Louis Le Coq

Un inventeur méconnu

© Les Cahiers du Faouëdic n°7
© Les Cahiers du Faouëdic n°7

Louis Le Coq est un Keryadin qui a quitté l'école à l'âge de 7 ans pour devenir gardien de vaches. Il apprend seul à lire. Après avoir effectué son service militaire comme tambour major, il entre à l'arsenal en tant que couvreur puis surveillant des casernes. Ensuite il quitte la caserne pour ouvrir une boutique d'horlogerie à l'angle de la rue du docteur Villers et de l'église Sainte-Anne d'Arvor. 

En 1892, il découvre à Paris les gramophones et achète un de ces premiers appareils à pavillon dont il fait profiter les Lorientais lors de fêtes et banquets. C'est à cette époque qu'il réalise sa première invention. Il a en effet cette idée géniale de remplacer les verres que l'on ajustait au gramophone par des rondelles de mica moins fragiles et donnant un son plus pur.

Il porpose aors son invention à la firme Pathé qui l'accepte tout de suite et grave en remerciement un coq sur les diaphragmes puis sur les disques.

En 1909, Louis Le Coq dépose son premier brevet concernant un laminoir servant à agrandir les bagues et les alliances. L'appareil a du succès mais son inventeur n'a pas eu assez d'argent pour en sauvegarder l'exclusivité, il tombe alors dans le domaine public et Louis Le Coq est à ce moment-là ruiné.

Après quelques années difficiles, il décide de devenir le premier taxi lorientais en louant une vieille Ford qu'il pensait utiliser aux heures de fermeture de son magasin. Mais la concurrence ne se fait pas attendre et Louis Le Coq abandonne son taxi pour se lancer dans de nouvelles inventions.

Le 13 janvier 1922, il dépose son brevet pour l'utilisation pratique et économique .de la houille bleue (énergie motrice de la mer)? Il dépose ensuite un brevet pour le perfectionnement dans l'art de construire à bon marché. Des briquettes faites de terre, foin, paille et gravillons appelées terre armée sont utilisées dans la construction de 5 maisons (l'une au port de pêche, une à Saint-Mathurin et trois à Keryado dont la sienne).

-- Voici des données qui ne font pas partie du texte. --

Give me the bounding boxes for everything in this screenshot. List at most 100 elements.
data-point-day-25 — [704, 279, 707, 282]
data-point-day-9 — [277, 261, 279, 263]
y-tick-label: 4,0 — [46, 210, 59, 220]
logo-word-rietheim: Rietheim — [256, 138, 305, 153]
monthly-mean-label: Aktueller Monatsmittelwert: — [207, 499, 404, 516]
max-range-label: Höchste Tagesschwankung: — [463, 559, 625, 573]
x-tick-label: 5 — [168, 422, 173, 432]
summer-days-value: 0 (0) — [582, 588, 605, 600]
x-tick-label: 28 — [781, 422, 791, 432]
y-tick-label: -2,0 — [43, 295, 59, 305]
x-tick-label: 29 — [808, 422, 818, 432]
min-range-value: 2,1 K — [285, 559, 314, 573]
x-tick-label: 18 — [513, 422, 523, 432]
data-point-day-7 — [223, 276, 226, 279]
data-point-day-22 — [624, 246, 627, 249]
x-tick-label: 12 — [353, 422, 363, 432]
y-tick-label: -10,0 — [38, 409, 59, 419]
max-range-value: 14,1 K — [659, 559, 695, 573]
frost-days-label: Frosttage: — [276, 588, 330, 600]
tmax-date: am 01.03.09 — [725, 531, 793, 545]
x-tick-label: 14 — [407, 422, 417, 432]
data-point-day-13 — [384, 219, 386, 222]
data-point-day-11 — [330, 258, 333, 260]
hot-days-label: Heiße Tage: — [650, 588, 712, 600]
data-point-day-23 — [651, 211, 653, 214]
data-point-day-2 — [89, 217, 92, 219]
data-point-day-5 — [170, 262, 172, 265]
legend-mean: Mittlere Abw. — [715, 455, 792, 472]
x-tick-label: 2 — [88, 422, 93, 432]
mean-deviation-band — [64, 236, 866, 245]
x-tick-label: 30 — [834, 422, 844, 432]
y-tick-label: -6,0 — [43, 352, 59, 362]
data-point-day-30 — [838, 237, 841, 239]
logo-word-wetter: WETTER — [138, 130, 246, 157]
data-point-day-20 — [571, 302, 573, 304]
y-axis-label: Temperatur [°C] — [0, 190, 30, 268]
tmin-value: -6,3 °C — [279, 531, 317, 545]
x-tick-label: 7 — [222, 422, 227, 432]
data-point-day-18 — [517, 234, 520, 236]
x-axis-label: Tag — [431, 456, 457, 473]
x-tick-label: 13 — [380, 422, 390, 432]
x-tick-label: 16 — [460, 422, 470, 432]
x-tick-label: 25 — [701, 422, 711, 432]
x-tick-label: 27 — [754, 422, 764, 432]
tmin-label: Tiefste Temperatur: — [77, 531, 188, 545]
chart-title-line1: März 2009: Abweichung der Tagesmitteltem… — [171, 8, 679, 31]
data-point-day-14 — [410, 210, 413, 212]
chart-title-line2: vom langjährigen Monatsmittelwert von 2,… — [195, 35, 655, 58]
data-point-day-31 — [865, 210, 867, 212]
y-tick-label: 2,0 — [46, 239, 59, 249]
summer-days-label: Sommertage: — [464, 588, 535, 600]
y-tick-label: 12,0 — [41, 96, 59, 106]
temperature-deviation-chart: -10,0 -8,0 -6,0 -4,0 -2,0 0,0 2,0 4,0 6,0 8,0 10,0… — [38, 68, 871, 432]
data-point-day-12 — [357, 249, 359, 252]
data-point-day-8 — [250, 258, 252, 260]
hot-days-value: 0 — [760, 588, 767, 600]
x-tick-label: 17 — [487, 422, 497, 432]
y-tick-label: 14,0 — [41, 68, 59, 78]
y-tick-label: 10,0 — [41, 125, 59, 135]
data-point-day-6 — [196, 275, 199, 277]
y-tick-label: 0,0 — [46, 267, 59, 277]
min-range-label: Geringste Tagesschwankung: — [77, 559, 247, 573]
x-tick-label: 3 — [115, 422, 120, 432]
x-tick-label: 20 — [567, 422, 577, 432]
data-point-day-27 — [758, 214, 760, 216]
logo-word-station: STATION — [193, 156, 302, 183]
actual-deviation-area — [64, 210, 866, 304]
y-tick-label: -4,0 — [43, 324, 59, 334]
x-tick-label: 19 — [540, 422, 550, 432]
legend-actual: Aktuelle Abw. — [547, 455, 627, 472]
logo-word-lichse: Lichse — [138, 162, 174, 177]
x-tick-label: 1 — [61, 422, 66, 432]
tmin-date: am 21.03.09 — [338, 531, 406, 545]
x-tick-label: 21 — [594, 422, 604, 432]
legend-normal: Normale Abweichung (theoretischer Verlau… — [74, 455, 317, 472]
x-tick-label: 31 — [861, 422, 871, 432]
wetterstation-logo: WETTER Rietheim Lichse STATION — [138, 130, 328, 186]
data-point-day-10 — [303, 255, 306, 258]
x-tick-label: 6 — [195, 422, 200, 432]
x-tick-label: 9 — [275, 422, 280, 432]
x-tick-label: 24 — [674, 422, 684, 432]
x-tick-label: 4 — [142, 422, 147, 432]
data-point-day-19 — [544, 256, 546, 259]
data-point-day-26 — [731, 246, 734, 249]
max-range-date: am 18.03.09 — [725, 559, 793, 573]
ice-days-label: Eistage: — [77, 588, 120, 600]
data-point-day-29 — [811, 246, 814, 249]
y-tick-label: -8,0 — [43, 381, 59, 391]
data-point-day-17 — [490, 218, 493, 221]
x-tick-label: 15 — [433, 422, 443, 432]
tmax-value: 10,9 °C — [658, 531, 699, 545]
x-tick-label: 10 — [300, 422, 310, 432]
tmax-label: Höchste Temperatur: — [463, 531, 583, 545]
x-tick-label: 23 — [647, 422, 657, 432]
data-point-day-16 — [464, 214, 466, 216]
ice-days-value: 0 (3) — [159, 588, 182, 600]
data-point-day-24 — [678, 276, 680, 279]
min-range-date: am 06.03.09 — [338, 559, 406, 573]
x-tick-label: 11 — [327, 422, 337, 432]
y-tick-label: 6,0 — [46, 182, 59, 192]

Mais cette innovation ne connait pas de débouchés et atteint d'artériosclérose, il finit par vendre sa bijouterie. Il se met alors à peindre. Lors d'une exposition, il est remarqué par un marchand du faubourg Saint-Antoine qui lui propose de lui offrir le voyage et un stand pour l'exposition internationale de Londres où il remporte la médaille d'or. En 1939, agé de 79 ans, il se lance dans la gravure sur plaque.